Students, Faculty to be Tested After Active Tuberculosis Case Reported at Fowler High School

Nov 15, 2017

Knowing the symptoms of TB are key to knowing if you should get tested.
Credit cdc.gov

The Onondaga County Health Department is preparing to test about 100 people at Fowler High School Friday who may have come into close contact with someone who has an active case of Tuberculosis.  Officials say, however, there’s virtually no risk of exposure to the general public.  

County health officials say the person has been ill for several weeks and often returned to school.  The person was ultimately hospitalized with pneumonia, and diagnosed with TB.   Health commissioner Dr. Indu Gupta says her office was informed, and they’ve launched their investigation.

"Whether it's family, friends, social connections, we trace the whole path, and we find every individual who may have been exposed.  Not everyone will have had the same exposure, so we will end up testing a finite number of people."

She says consent forms for the TB skin test are being sent out to about 100 select faculty, staff, and students.   But county medical director Dr. Quoc Nguyen says the criteria for exposure go beyond casual contact. 

The two different types of TB determine the course of treatment. TB disease is sometimes called "Active TB."
Credit cdc.gov

"You have to be in the same airspace that's not well-ventilated for hours.  Even if you are in the same cafeteria with this person eating your lunch, the risk is almost zero.  So, people in the community are not at risk at all."

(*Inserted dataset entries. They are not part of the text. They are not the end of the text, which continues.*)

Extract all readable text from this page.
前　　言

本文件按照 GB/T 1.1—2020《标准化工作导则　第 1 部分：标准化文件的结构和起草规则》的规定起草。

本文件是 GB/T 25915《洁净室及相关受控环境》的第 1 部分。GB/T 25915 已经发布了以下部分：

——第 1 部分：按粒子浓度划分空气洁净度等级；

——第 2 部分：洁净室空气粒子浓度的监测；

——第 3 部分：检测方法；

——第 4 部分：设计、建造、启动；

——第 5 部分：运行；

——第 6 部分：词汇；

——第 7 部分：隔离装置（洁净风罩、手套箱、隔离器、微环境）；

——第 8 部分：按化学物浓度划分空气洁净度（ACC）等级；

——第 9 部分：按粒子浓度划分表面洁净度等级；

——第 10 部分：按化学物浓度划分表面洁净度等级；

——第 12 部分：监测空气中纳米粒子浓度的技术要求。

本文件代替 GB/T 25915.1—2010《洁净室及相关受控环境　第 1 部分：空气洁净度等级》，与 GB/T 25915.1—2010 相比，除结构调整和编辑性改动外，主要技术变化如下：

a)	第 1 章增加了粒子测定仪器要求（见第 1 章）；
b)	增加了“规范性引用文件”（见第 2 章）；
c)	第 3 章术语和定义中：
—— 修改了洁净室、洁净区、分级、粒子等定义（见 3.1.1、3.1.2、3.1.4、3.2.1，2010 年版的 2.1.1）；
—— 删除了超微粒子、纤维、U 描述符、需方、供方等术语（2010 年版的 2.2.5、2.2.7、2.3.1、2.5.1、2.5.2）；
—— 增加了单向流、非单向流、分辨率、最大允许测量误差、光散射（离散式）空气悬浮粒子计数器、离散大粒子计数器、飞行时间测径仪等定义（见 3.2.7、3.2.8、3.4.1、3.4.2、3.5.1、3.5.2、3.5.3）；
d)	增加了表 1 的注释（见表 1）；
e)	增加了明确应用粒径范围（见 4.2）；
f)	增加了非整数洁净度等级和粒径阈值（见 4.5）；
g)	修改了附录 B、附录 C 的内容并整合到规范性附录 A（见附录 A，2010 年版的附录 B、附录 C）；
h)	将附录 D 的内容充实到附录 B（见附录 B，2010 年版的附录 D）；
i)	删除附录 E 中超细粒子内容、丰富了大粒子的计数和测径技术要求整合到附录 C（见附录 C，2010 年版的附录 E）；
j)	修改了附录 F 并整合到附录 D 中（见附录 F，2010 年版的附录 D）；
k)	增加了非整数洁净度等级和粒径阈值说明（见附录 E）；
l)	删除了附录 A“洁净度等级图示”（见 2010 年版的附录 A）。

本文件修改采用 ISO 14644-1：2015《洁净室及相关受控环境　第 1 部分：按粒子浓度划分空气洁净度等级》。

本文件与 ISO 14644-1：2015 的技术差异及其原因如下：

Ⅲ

In fact, only about five to 10 percent of those exposed actually develop Tuberculosis.  TB is an airborne, bacterial infection spread when a person coughs, speaks, laughs, sings, or sneezes into the air and the germs are inhaled by others.  Symptoms include a persistent cough, feeling weak or tired, weight loss, and low grade fever.  Active TB can be treated and cured by antibiotics, but Dr. Gupta says recovery is a week’s long process.  She says TB is not spread by shaking hands, sharing food or drink, or even sharing a toothbrush…unlike other illnesses that might be going around.

"You are in the season where people get the common cold, pneumonia, flu..there are many causes of coughing and sneezing.  At the same time, we are very cognizant of this concern because we have an active case of TB.  That's the biggest reason for testing, but it should not be thrown out to everyone."

Gupta says that’s why they’re zeroing in on about 100 people.  She’s urging parents to sign and return the consent form in order for the county to conduct testing Friday at Fowler.  Officials are not disclosing the identity of the infected person, or even if it's a student or faculty member.  They say the protection is needed so those who were exposed feel comfortable coming forward for testing.